Ervin’s latest post is a good example (all quotes below are from this post.)

Whenever I go shopping and I see cheap shit made in foreign countries for slave wages, it really pisses me off. Those people are taking our goddam jobs from us! In America, cripples are the ones who are supposed to be making cheap shit for slave wages! It’s a grand tradition!

Ton of cripples still work in sheltered workshops. Whenever I see a wood doorstop I think about all the cripples who work in sheltered workshops because making wood doorstops seems like the kind of job a sheltered workshop would have its cripples do. A cripple cuts a block of wood down the middle kitty-corner and presto, two wood wedges. And then the cripple gets paid something like two cents per wedge.

This made me think (and not kindly) about the high school that Jon might’ve gone to starting this year. The Developmental Delay program at Monarch Park C.I. seemed to consist largely of kids sanding and painting woodwork in a workshop. This might be perfect for some kids, but it is absolutely unsuitable for Jon, being at the same time too challenging (because of his visual difficulties) and not challenging enough (mentally). The fact that they didn’t seem to care much that it took months—months!—for some kids to acclimatize to the place also rather appalled us.

Put me on a doorstop assembly line and I’d be a fuck up too. I’m sure Stephen Hawking couldn’t make a damn doorstop if his life depended on it. Why not take a little time to find out what a person does well and get them a job doing that?

Admittedly, the Monarch Park DD kids were doing other useful and varied jobs around the school as well (delivering periodicals to other classes, selling baked goods), but the overwhelming impression we got from our visit was negative—an indelible vision of all these wheelchair kids crammed into a woodworking sweatshop.

This underscores something I’ve worried about for the last few years, and as Jon gets older the feeling of dread gnaws a bigger and bigger hole at the pit of my stomach: Will Jon ever be able to work? How will he find work? Will his combination of disabilities preclude him from finding anything meaningful to do—most “successful” people with disabilities seem to have disabilities in either motor skills or mental ability, but not both. And throwing visual disabilities into the mix? Oy. Will it be “real” work or a “two cents per wedge” type situation? It’s less that I care about whether or not he can ever financially support himself—I’m resigned to the likelihood that he will not. Rather, will he be able to work at something that he’s reasonably happy with? Something that gives him a reason to get out of the house for a few hours, away from his tiresome parents?

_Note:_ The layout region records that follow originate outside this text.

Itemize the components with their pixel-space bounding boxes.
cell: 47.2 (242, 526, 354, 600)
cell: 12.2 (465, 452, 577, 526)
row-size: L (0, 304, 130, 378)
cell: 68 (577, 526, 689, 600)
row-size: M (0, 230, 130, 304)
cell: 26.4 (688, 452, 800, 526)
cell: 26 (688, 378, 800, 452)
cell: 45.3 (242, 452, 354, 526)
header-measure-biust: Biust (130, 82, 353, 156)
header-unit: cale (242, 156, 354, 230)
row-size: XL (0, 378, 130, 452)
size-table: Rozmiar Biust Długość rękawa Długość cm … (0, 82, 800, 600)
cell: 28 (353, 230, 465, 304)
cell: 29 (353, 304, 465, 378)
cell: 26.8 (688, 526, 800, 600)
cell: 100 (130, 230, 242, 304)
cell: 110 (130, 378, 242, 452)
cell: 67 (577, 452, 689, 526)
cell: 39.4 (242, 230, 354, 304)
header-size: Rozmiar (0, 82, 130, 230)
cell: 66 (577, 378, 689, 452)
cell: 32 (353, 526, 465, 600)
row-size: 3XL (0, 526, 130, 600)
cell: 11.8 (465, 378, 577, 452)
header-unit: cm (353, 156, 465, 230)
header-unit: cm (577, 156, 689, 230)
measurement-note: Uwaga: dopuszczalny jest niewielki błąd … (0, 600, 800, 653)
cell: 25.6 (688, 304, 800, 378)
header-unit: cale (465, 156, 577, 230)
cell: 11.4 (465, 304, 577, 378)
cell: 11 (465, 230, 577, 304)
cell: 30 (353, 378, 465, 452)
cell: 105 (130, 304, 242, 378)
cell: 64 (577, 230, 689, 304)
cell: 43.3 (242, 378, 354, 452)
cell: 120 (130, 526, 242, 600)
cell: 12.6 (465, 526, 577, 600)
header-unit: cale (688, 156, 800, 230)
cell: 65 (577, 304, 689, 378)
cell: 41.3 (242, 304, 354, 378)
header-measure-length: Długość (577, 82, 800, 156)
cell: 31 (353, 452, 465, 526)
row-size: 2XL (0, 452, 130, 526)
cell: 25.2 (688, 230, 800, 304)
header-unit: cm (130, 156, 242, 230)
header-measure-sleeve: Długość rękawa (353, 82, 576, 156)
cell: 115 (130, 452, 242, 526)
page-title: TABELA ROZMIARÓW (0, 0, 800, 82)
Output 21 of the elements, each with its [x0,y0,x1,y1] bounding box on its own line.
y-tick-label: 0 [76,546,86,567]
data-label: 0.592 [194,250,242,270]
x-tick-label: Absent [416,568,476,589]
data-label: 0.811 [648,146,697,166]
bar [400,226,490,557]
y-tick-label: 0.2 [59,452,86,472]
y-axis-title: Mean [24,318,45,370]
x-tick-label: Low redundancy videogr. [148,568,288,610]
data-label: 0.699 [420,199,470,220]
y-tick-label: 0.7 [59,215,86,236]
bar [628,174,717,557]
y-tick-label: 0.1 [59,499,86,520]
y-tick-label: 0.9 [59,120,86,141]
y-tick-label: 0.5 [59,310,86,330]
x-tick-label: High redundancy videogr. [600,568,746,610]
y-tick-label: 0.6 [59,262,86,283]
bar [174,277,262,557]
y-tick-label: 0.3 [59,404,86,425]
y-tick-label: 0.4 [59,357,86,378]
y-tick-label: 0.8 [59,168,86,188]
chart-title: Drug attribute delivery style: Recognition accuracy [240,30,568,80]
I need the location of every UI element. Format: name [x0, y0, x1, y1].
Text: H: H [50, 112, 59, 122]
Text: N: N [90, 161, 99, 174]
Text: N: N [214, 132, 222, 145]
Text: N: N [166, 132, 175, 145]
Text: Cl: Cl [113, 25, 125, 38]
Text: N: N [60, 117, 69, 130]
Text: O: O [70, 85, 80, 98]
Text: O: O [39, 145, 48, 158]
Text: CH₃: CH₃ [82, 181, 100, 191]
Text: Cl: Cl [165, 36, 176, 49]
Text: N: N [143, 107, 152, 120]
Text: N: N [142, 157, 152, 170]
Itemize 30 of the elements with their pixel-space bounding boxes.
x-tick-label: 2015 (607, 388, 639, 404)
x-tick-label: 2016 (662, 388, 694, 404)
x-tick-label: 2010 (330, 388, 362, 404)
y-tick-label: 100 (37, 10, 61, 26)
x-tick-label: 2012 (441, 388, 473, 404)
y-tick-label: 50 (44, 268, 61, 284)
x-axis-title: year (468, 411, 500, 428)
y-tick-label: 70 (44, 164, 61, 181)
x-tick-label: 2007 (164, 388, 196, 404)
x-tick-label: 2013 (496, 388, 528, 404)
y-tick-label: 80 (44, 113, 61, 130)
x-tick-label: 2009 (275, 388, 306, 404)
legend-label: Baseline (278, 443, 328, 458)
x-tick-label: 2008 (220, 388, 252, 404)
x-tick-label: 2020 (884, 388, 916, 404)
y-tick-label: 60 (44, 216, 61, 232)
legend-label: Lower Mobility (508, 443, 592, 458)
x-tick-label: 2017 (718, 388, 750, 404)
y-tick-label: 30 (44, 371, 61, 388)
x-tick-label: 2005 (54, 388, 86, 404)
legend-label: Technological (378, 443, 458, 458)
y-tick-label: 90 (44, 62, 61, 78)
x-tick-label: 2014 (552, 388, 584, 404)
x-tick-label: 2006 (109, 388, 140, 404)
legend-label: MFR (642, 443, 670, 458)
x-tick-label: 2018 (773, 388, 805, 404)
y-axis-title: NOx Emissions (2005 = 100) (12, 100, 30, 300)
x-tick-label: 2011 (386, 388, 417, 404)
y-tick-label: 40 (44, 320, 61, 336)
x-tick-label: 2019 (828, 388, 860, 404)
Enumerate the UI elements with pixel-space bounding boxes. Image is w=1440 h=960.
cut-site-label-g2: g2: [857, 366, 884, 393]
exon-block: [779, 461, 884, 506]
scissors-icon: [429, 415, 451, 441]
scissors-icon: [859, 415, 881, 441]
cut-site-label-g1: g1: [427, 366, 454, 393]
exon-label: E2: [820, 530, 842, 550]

Ervin goes on to tell of a guy with Tourette’s Syndrome suing an ex-employer under the Americans with Disabilities Act because he was fired from his job as a greeter. He lost, because obviously store greeters—disability or no—can’t make rude comments about customers. But Ervin correctly points out:

…[W]ho the hell is the Rhodes Scholar genius who decided to make him a greeter? Why didn’t someone sue that person for being an idiot?

Coincidentally, Jon’s teacher recently suggested that a possible job that Jon might someday be able to do is Wal-Mart greeter. Our reaction was a rather stunned, “huh,”—it was literally something that had never crossed our minds before. And then, “damn—maybe some day we’ll actually have to like Wal-Mart!”